Before/after measured on a frozen 21-prompt subset, old and new models run the same day. Grounding change is the new model minus the old model on identical prompts.

§08Methodology

Category name: Conversational Commerce Intelligence. What this measures: mapou measures how AI assistants alter commercial decisions inside high-intent consumer categories. For credit cards, the buyer-specific wedge is AI Acquisition Intelligence.

How to read these numbers. This study prioritizes behavioral depth over broad population sampling. Findings represent observed recommendation behavior under a fixed prompt set, and are directional unless repeated across re-runs. The value is in the shape of the result and its month-over-month movement, not in any single point estimate.

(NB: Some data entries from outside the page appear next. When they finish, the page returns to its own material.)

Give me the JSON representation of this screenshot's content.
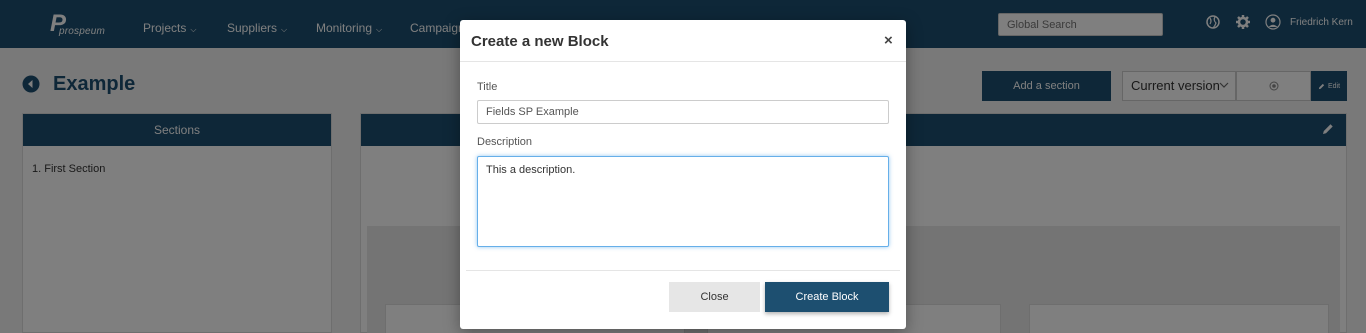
{
  "nav": {
    "logo_text": "prospeum",
    "items": [
      {
        "label": "Projects"
      },
      {
        "label": "Suppliers"
      },
      {
        "label": "Monitoring"
      },
      {
        "label": "Campaign"
      }
    ],
    "search_placeholder": "Global Search",
    "icons": [
      "globe-icon",
      "gear-icon",
      "user-icon"
    ],
    "user_name": "Friedrich Kern"
  },
  "page": {
    "title": "Example",
    "add_section_label": "Add a section",
    "version_selected": "Current version",
    "edit_label": "Edit"
  },
  "sections": {
    "header": "Sections",
    "items": [
      "1. First Section"
    ]
  },
  "modal": {
    "title": "Create a new Block",
    "close_symbol": "×",
    "title_label": "Title",
    "title_value": "Fields SP Example",
    "description_label": "Description",
    "description_value": "This a description.",
    "close_button": "Close",
    "create_button": "Create Block"
  },
  "colors": {
    "brand": "#1d4f70",
    "background": "#f3f3f3",
    "focus": "#66afe9"
  }
}
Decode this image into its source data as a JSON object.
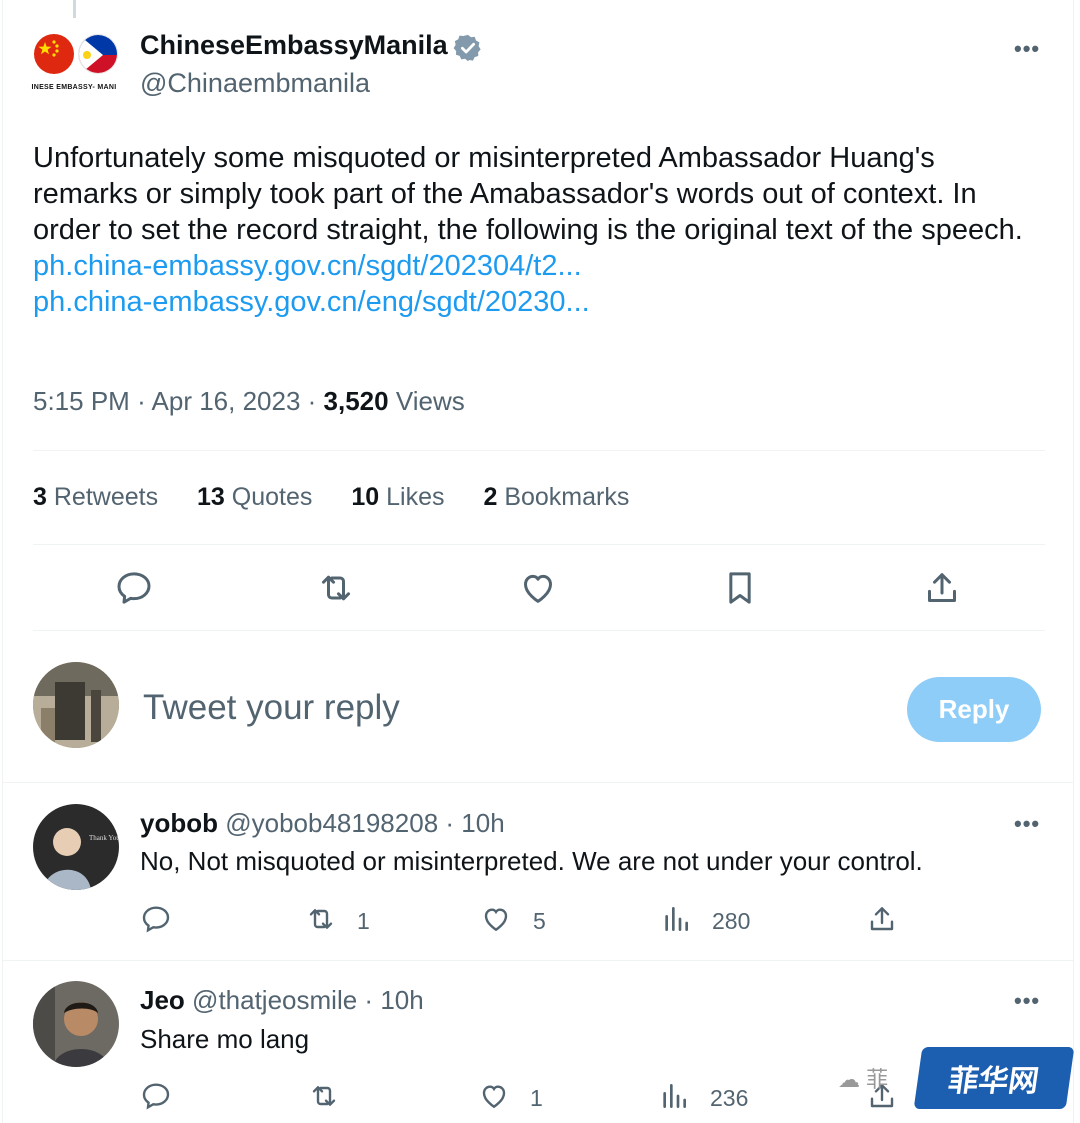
{
  "tweet": {
    "author": {
      "display_name": "ChineseEmbassyManila",
      "handle": "@Chinaembmanila",
      "avatar_caption": "INESE EMBASSY- MANI"
    },
    "text": "Unfortunately some misquoted or misinterpreted Ambassador Huang's remarks or simply took part of the Amabassador's words out of context. In order to set the record straight, the following is the original text of the speech.",
    "links": [
      "ph.china-embassy.gov.cn/sgdt/202304/t2...",
      "ph.china-embassy.gov.cn/eng/sgdt/20230..."
    ],
    "time": "5:15 PM",
    "date": "Apr 16, 2023",
    "views_count": "3,520",
    "views_label": "Views",
    "stats": [
      {
        "count": "3",
        "label": "Retweets"
      },
      {
        "count": "13",
        "label": "Quotes"
      },
      {
        "count": "10",
        "label": "Likes"
      },
      {
        "count": "2",
        "label": "Bookmarks"
      }
    ]
  },
  "compose": {
    "placeholder": "Tweet your reply",
    "button_label": "Reply"
  },
  "replies": [
    {
      "name": "yobob",
      "handle": "@yobob48198208",
      "time": "10h",
      "text": "No, Not misquoted or misinterpreted. We are  not under your control.",
      "retweets": "1",
      "likes": "5",
      "views": "280",
      "avatar_text": "Thank You"
    },
    {
      "name": "Jeo",
      "handle": "@thatjeosmile",
      "time": "10h",
      "text": "Share mo lang",
      "retweets": "",
      "likes": "1",
      "views": "236"
    }
  ],
  "watermark": {
    "text": "菲华网",
    "partial_text": "菲"
  },
  "colors": {
    "link": "#1d9bf0",
    "muted": "#536471",
    "reply_button": "#8ecdf8",
    "verified_badge": "#829aab"
  }
}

50 evergreen credit-card prompts × four engines (ChatGPT, Gemini, Claude, Grok), routed through a single shared retrieval layer (Perplexity Agent API) so cross-model differences reflect the models, not their search engines. Source-mix findings describe the supply that layer feeds the models, not each vendor's native consumer search. A June 2026 route-comparison test (same prompts run on this shared layer and on each vendor's native search, with same-route re-runs as the noise floor) confirmed the boundary: grounding rates and cited sources are properties of the retrieval path, while brand-level recommendation findings held across both paths within re-run noise. Plus 20 multi-turn buyer conversations across five personas. 232total measurements. Recommendation Share of Voice (RSOV) is the share of responses naming a given card. Every per-engine proportion carries a 95% Wilson confidence interval; small-sample per-card rates are shown with their denominator. This July 2026 edition is a methodology-v2 reading: the measured engines were upgraded to the current generation of each model (OpenAI GPT-5.6, Google Gemini 3.5 Flash, Anthropic Claude Haiku 4.5, xAI Grok 4.5), and the prior month's models were re-run on a frozen subset of the same prompts so month-over-month change is separated from the model upgrade.

How the counts relate. Different findings cite different denominators because they count different things, all from the same run. 50 prompts × 4 engines, plus retries and the grounded primary pass, give the 200 responses behind RSOV. Within those responses the judge tagged 929 recommendation reasons (a response can carry more than one) and the engines cited 3,186 sources across 370 domains (a response can cite several). The 20 multi-turn conversations are a separate persona pass. So responses, reasons, and citations are nested counts of one dataset, not five separate studies.

Annual-fee, APR, and welcome-offer ground truth was sourced from each issuer's own pricing page and the Schumer Box on each product's rates-and-fees disclosure, with per-field confidence labels. Annual fee and foreign-transaction fee are the high-confidence accuracy spine; welcome offers are labeled separately because they rotate quarterly and are partly geo-targeted. The study runs monthly; any single capture is a snapshot, and the value is in the month-over-month delta.